THE NUMBER of large lorries using the Dublin Port Tunnel has halved in the last two years according to figures from Dublin City Council.
The tunnel, which brings vehicles from the M1 to Dublin Port avoiding the city centre, opened in December 2006 and has had a steady increase in use by four- and five-axle lorries to a peak of 7,044 a day in August 2007.
The number of lorries taking the tunnel has since declined sharply to an average of just 3,582 a day in August 2009.
Five-axle lorries taking the tunnel fell by 42 per cent from 5,246 a day in August 2007 to 3,013 last August. The reduction in the numbers of four-axle vehicles using the tunnel has been greater still with 1,797 a day taking the route at the peak, down to 569 – a drop of almost 70 per cent.

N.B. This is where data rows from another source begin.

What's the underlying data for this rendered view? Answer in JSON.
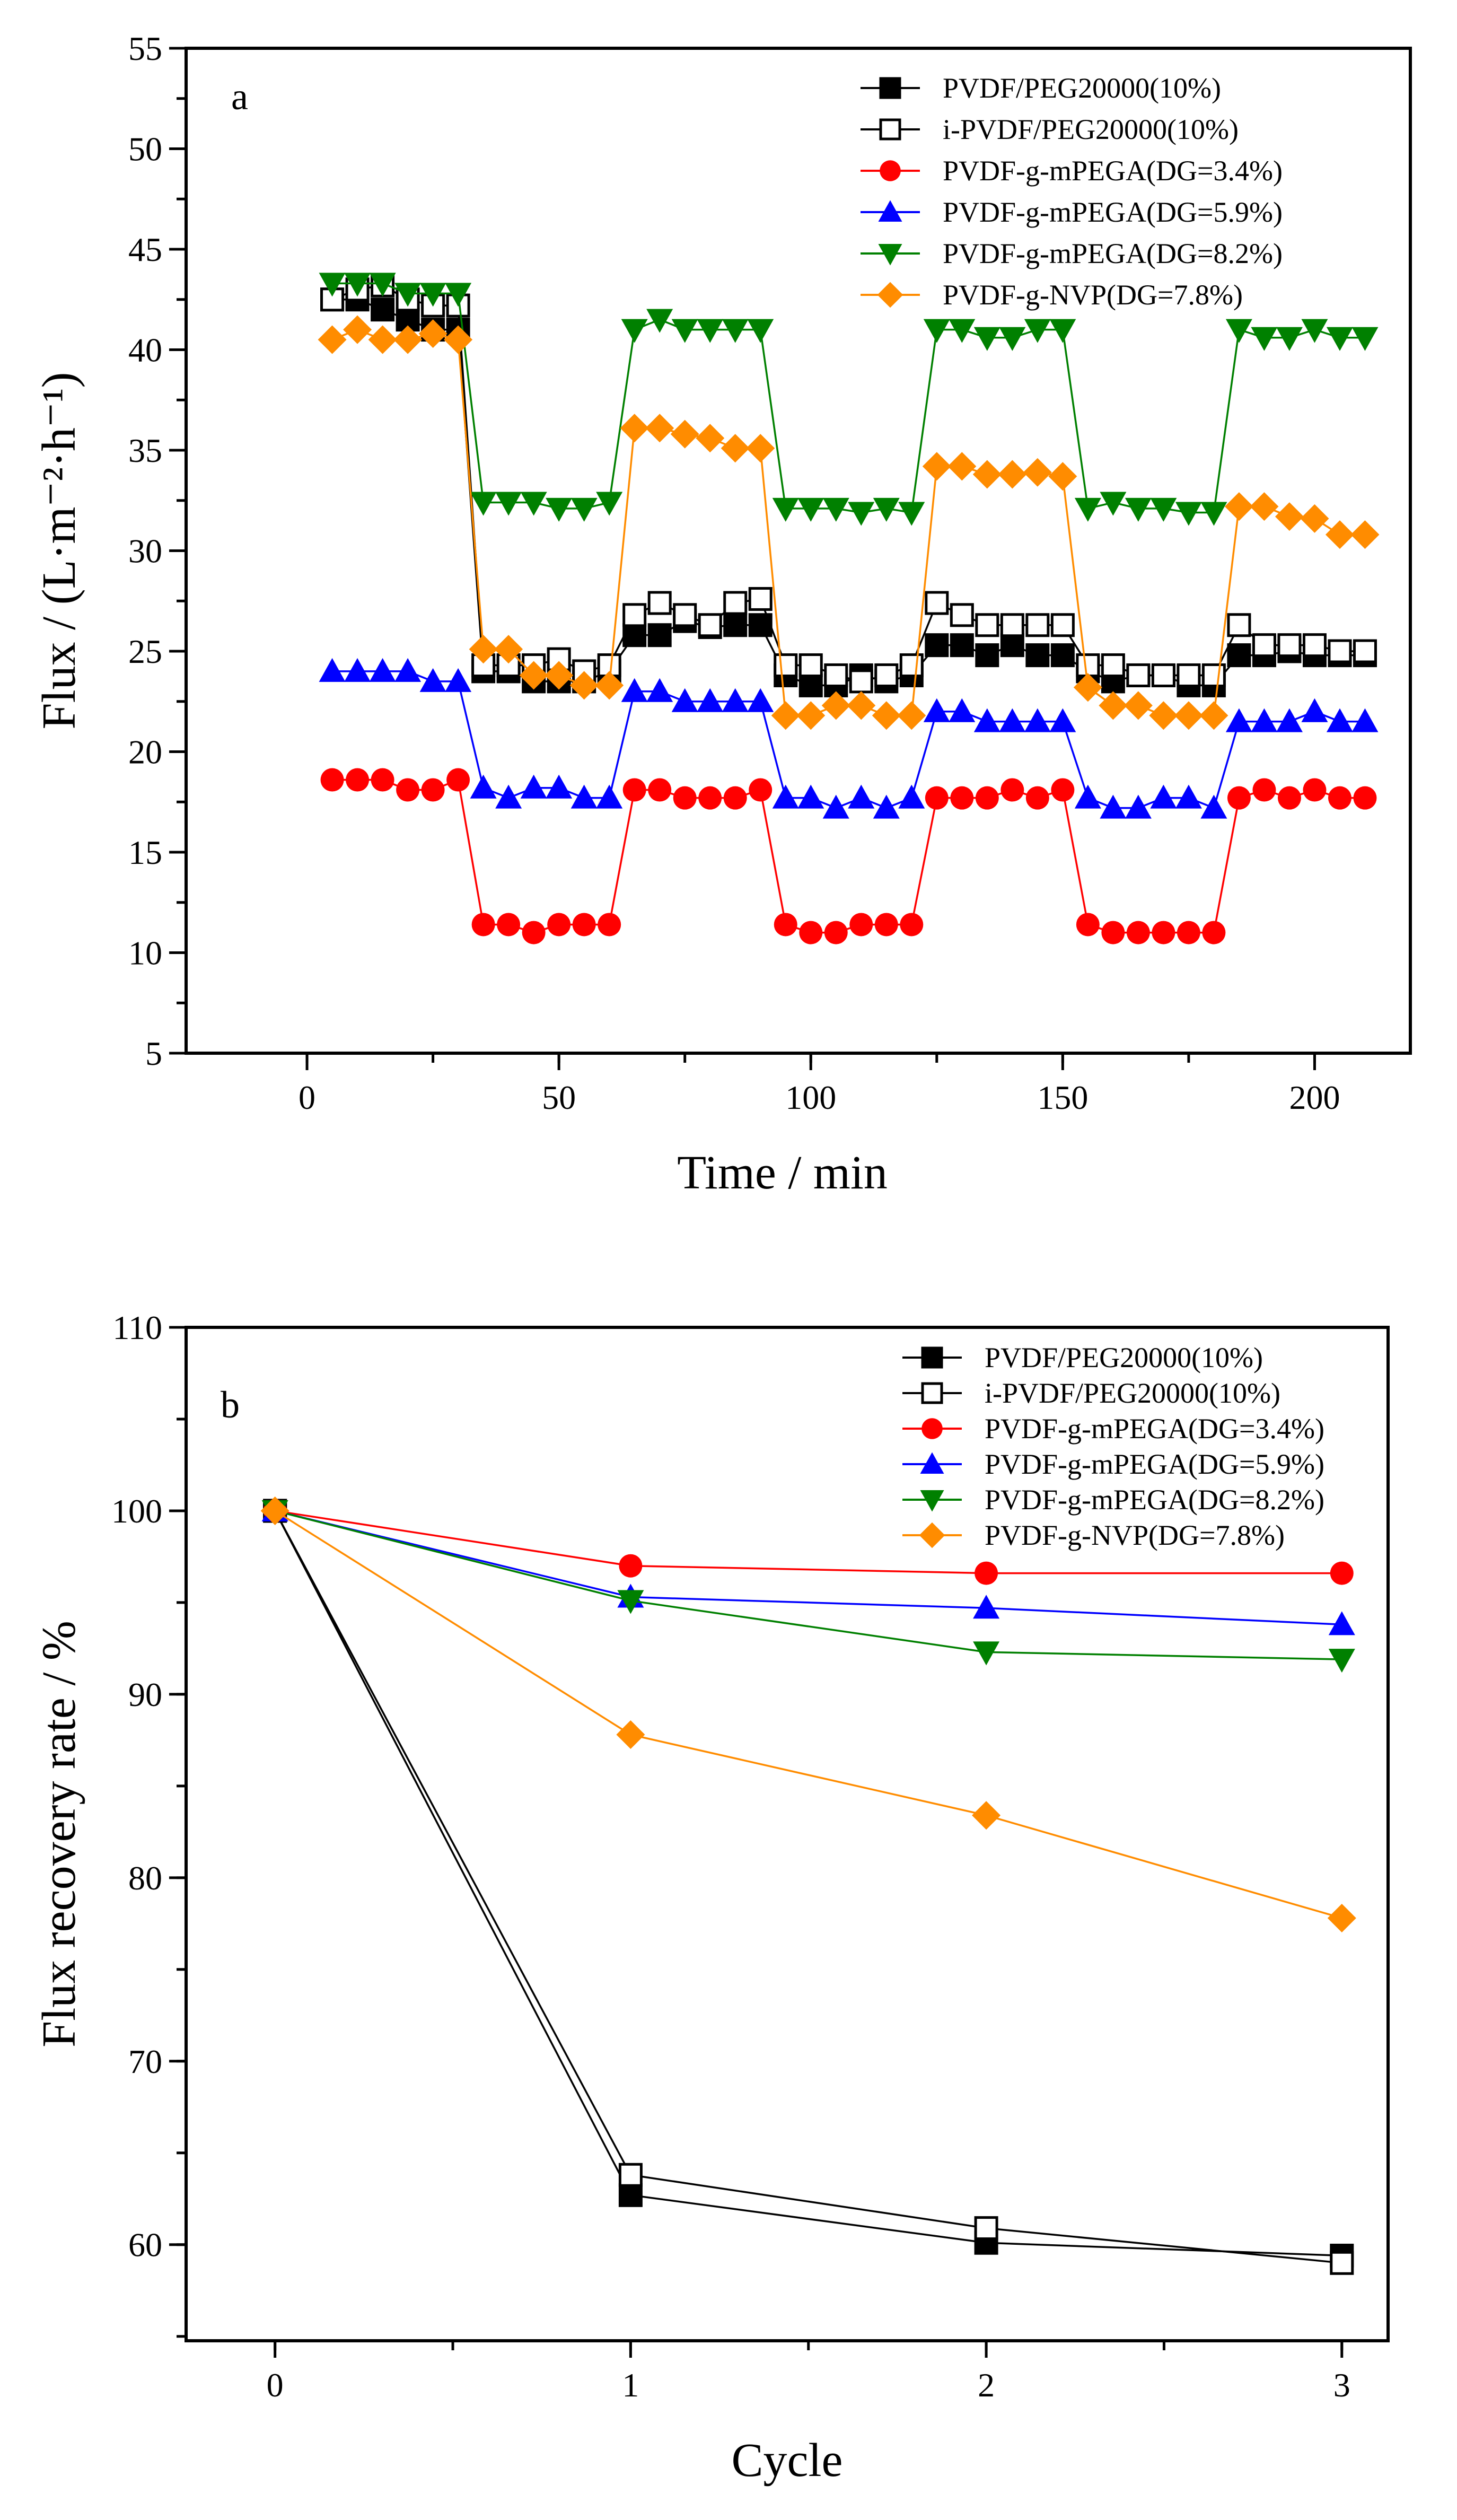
{
  "colors": {
    "black": "#000000",
    "red": "#ff0000",
    "blue": "#0000ff",
    "green": "#008000",
    "orange": "#ff8c00"
  },
  "chart_data": [
    {
      "type": "line",
      "panel_label": "a",
      "xlabel": "Time / min",
      "ylabel": "Flux / (L·m⁻²·h⁻¹)",
      "xlim": [
        -24,
        219
      ],
      "ylim": [
        5,
        55
      ],
      "xticks": [
        0,
        50,
        100,
        150,
        200
      ],
      "yticks": [
        5,
        10,
        15,
        20,
        25,
        30,
        35,
        40,
        45,
        50,
        55
      ],
      "x_minor_step": 25,
      "y_minor_step": 2.5,
      "legend_position": "top-right",
      "x": [
        5,
        10,
        15,
        20,
        25,
        30,
        35,
        40,
        45,
        50,
        55,
        60,
        65,
        70,
        75,
        80,
        85,
        90,
        95,
        100,
        105,
        110,
        115,
        120,
        125,
        130,
        135,
        140,
        145,
        150,
        155,
        160,
        165,
        170,
        175,
        180,
        185,
        190,
        195,
        200,
        205,
        210
      ],
      "series": [
        {
          "name": "PVDF/PEG20000(10%)",
          "color": "#000000",
          "marker": "square-filled",
          "values": [
            42.5,
            42.5,
            42,
            41.5,
            41,
            41,
            24,
            24,
            23.5,
            23.5,
            23.5,
            24,
            25.8,
            25.8,
            26.5,
            26.2,
            26.3,
            26.3,
            23.8,
            23.3,
            23.3,
            23.8,
            23.5,
            23.8,
            25.3,
            25.3,
            24.8,
            25.3,
            24.8,
            24.8,
            24,
            23.5,
            23.8,
            23.8,
            23.3,
            23.3,
            24.8,
            24.8,
            25,
            24.8,
            24.8,
            24.8
          ]
        },
        {
          "name": "i-PVDF/PEG20000(10%)",
          "color": "#000000",
          "marker": "square-open",
          "values": [
            42.5,
            43,
            43.2,
            42.5,
            42.2,
            42.2,
            24.3,
            24.3,
            24.3,
            24.6,
            24,
            24.3,
            26.8,
            27.4,
            26.8,
            26.3,
            27.4,
            27.6,
            24.3,
            24.3,
            23.8,
            23.5,
            23.8,
            24.3,
            27.4,
            26.8,
            26.3,
            26.3,
            26.3,
            26.3,
            24.3,
            24.3,
            23.8,
            23.8,
            23.8,
            23.8,
            26.3,
            25.3,
            25.3,
            25.3,
            25,
            25
          ]
        },
        {
          "name": "PVDF-g-mPEGA(DG=3.4%)",
          "color": "#ff0000",
          "marker": "circle",
          "values": [
            18.6,
            18.6,
            18.6,
            18.1,
            18.1,
            18.6,
            11.4,
            11.4,
            11,
            11.4,
            11.4,
            11.4,
            18.1,
            18.1,
            17.7,
            17.7,
            17.7,
            18.1,
            11.4,
            11,
            11,
            11.4,
            11.4,
            11.4,
            17.7,
            17.7,
            17.7,
            18.1,
            17.7,
            18.1,
            11.4,
            11,
            11,
            11,
            11,
            11,
            17.7,
            18.1,
            17.7,
            18.1,
            17.7,
            17.7
          ]
        },
        {
          "name": "PVDF-g-mPEGA(DG=5.9%)",
          "color": "#0000ff",
          "marker": "triangle-up",
          "values": [
            24,
            24,
            24,
            24,
            23.5,
            23.5,
            18.2,
            17.7,
            18.2,
            18.2,
            17.7,
            17.7,
            23,
            23,
            22.5,
            22.5,
            22.5,
            22.5,
            17.7,
            17.7,
            17.2,
            17.7,
            17.2,
            17.7,
            22,
            22,
            21.5,
            21.5,
            21.5,
            21.5,
            17.7,
            17.2,
            17.2,
            17.7,
            17.7,
            17.2,
            21.5,
            21.5,
            21.5,
            22,
            21.5,
            21.5
          ]
        },
        {
          "name": "PVDF-g-mPEGA(DG=8.2%)",
          "color": "#008000",
          "marker": "triangle-down",
          "values": [
            43.3,
            43.3,
            43.3,
            42.8,
            42.8,
            42.8,
            32.4,
            32.4,
            32.4,
            32.1,
            32.1,
            32.4,
            41,
            41.5,
            41,
            41,
            41,
            41,
            32.1,
            32.1,
            32.1,
            31.9,
            32.1,
            31.9,
            41,
            41,
            40.6,
            40.6,
            41,
            41,
            32.1,
            32.4,
            32.1,
            32.1,
            31.9,
            31.9,
            41,
            40.6,
            40.6,
            41,
            40.6,
            40.6
          ]
        },
        {
          "name": "PVDF-g-NVP(DG=7.8%)",
          "color": "#ff8c00",
          "marker": "diamond",
          "values": [
            40.5,
            41,
            40.5,
            40.5,
            40.8,
            40.5,
            25.1,
            25.1,
            23.8,
            23.8,
            23.3,
            23.3,
            36.1,
            36.1,
            35.8,
            35.6,
            35.1,
            35.1,
            21.8,
            21.8,
            22.3,
            22.3,
            21.8,
            21.8,
            34.2,
            34.2,
            33.8,
            33.8,
            33.9,
            33.7,
            23.2,
            22.3,
            22.3,
            21.8,
            21.8,
            21.8,
            32.2,
            32.2,
            31.7,
            31.6,
            30.8,
            30.8
          ]
        }
      ]
    },
    {
      "type": "line",
      "panel_label": "b",
      "xlabel": "Cycle",
      "ylabel": "Flux recovery rate / %",
      "xlim": [
        -0.25,
        3.13
      ],
      "ylim": [
        54.76,
        110
      ],
      "xticks": [
        0,
        1,
        2,
        3
      ],
      "yticks": [
        60,
        70,
        80,
        90,
        100,
        110
      ],
      "x_minor_step": 0.5,
      "y_minor_step": 5,
      "legend_position": "top-right",
      "x": [
        0,
        1,
        2,
        3
      ],
      "series": [
        {
          "name": "PVDF/PEG20000(10%)",
          "color": "#000000",
          "marker": "square-filled",
          "values": [
            100,
            62.7,
            60.1,
            59.4
          ]
        },
        {
          "name": "i-PVDF/PEG20000(10%)",
          "color": "#000000",
          "marker": "square-open",
          "values": [
            100,
            63.8,
            60.9,
            59.0
          ]
        },
        {
          "name": "PVDF-g-mPEGA(DG=3.4%)",
          "color": "#ff0000",
          "marker": "circle",
          "values": [
            100,
            97.0,
            96.6,
            96.6
          ]
        },
        {
          "name": "PVDF-g-mPEGA(DG=5.9%)",
          "color": "#0000ff",
          "marker": "triangle-up",
          "values": [
            100,
            95.3,
            94.7,
            93.8
          ]
        },
        {
          "name": "PVDF-g-mPEGA(DG=8.2%)",
          "color": "#008000",
          "marker": "triangle-down",
          "values": [
            100,
            95.1,
            92.3,
            91.9
          ]
        },
        {
          "name": "PVDF-g-NVP(DG=7.8%)",
          "color": "#ff8c00",
          "marker": "diamond",
          "values": [
            100,
            87.8,
            83.4,
            77.8
          ]
        }
      ]
    }
  ]
}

However, the decline in use of the tunnel is not a result of large lorries taking to the city streets. Dublin City Council said traffic counts at North Wall Quay, East Wall Road, and Seán Moore Road, the three routes lorries would previously have used to reach the port, revealed a reduction of up to 96 per cent in five-axle vehicles and 83 per cent in four-axle vehicles using the city streets since the opening of the route up to last September.
This decline coincides with the council’s ban on five-axle lorries in the city from 7am to 7pm.
However the reduction has also been recorded during night time hours and the prohibition does not apply to four-axle vehicles which can use the city streets at any time.
The reduction appeared to be a “reflection of the economic and particularly construction downturn”, the council said.